Saadoon Muntadher, Hamid Siti Hafizah Ab, Sofian Hazrina, Altarturi Hamza, Nasuha Nur, Azizul Zati Hakim, Sani Asmiza Abdul, Asemi Adeleh
Department of Software Engineering, Faculty of Computer Science and Information Technology, University Malaya, Kuala Lumpur 50603, Malaysia.
Sensors (Basel). 2021 May 31;21(11):3799. doi: 10.3390/s21113799.
Hadoop MapReduce reactively detects and recovers faults after they occur based on the static heartbeat detection and the re-execution from scratch techniques. However, these techniques lead to excessive response time penalties and inefficient resource consumption during detection and recovery. Existing fault-tolerance solutions intend to mitigate the limitations without considering critical conditions such as fail-slow faults, the impact of faults at various infrastructure levels and the relationship between the detection and recovery stages. This paper analyses the response time under two main conditions: fail-stop and fail-slow, when they manifest with node, service, and the task at runtime. In addition, we focus on the relationship between the time for detecting and recovering faults. The experimental analysis is conducted on a real Hadoop cluster comprising MapReduce, YARN and HDFS frameworks. Our analysis shows that the recovery of a single fault leads to an average of 67.6% response time penalty. Even though the detection and recovery times are well-turned, data locality and resource availability must also be considered to obtain the optimum tolerance time and the lowest penalties.
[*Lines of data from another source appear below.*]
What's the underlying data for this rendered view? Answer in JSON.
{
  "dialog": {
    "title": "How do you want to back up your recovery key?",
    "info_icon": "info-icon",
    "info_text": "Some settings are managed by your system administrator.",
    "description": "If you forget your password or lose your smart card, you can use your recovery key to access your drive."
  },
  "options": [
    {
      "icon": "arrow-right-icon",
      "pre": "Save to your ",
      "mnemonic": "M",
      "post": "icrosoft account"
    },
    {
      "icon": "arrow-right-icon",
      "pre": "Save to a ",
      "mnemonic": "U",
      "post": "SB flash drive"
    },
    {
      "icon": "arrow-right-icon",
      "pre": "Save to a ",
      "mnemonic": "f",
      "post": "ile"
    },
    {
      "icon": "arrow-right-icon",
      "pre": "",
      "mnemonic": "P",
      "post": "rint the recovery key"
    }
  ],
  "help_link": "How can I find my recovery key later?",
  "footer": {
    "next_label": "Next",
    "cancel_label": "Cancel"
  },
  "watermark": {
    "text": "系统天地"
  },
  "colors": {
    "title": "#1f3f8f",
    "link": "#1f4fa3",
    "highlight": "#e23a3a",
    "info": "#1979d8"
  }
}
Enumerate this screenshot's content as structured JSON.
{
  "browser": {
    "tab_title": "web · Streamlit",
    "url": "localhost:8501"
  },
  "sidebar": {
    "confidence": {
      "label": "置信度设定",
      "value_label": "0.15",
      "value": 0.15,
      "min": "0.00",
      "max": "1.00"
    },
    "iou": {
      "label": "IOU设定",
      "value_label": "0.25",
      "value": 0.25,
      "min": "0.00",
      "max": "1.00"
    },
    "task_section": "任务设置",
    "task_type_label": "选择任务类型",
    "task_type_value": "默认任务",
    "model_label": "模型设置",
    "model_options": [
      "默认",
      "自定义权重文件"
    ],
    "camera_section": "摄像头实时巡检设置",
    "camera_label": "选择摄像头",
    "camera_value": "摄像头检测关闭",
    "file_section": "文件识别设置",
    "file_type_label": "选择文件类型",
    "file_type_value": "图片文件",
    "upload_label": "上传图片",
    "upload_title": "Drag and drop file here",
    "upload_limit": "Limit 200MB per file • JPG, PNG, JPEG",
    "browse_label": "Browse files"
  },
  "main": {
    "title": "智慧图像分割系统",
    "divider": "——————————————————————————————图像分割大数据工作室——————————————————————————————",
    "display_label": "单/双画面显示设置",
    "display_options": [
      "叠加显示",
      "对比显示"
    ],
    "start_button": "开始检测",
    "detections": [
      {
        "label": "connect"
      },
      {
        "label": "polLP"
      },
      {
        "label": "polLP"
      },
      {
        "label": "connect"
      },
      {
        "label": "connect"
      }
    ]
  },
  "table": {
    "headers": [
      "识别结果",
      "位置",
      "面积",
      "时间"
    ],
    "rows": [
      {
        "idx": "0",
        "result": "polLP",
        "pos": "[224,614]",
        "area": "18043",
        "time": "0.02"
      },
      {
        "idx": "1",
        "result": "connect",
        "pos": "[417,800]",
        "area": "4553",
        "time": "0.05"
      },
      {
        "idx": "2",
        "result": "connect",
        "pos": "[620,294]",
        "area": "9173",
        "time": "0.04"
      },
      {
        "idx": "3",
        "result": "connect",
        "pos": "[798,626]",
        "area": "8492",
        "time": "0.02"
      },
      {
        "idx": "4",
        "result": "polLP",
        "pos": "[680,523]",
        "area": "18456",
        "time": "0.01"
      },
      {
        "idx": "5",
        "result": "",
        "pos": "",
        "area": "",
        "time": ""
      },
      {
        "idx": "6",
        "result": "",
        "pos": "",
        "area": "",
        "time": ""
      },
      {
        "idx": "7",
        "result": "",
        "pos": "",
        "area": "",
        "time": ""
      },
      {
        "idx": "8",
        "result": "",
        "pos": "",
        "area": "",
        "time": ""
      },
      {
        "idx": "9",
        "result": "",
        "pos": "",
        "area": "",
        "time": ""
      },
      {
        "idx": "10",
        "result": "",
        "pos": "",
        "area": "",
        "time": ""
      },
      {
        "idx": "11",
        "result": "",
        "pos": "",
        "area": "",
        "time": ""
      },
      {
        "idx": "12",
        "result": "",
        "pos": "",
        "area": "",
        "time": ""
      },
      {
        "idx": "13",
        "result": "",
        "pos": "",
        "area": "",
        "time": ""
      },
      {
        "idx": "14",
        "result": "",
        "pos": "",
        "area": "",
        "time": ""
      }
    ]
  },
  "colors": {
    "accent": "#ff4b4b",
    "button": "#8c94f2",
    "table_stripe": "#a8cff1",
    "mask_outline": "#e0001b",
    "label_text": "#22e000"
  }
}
Hadoop MapReduce基于静态心跳检测和从头重新执行技术,在故障发生后以反应式方式检测并恢复故障。然而,这些技术在检测和恢复期间会导致过长的响应时间惩罚以及资源消耗效率低下。现有的容错解决方案试图减轻这些限制,但未考虑诸如故障缓慢、不同基础设施级别故障的影响以及检测和恢复阶段之间的关系等关键情况。本文分析了在两种主要情况下的响应时间:故障停止和故障缓慢,这两种情况在运行时表现为节点、服务和任务故障。此外,我们关注故障检测时间和恢复时间之间的关系。实验分析是在一个包含MapReduce、YARN和HDFS框架的真实Hadoop集群上进行的。我们的分析表明,单个故障的恢复平均会导致67.6%的响应时间惩罚。即使检测和恢复时间调整得很好,为了获得最佳的容错时间和最低的惩罚,还必须考虑数据局部性和资源可用性。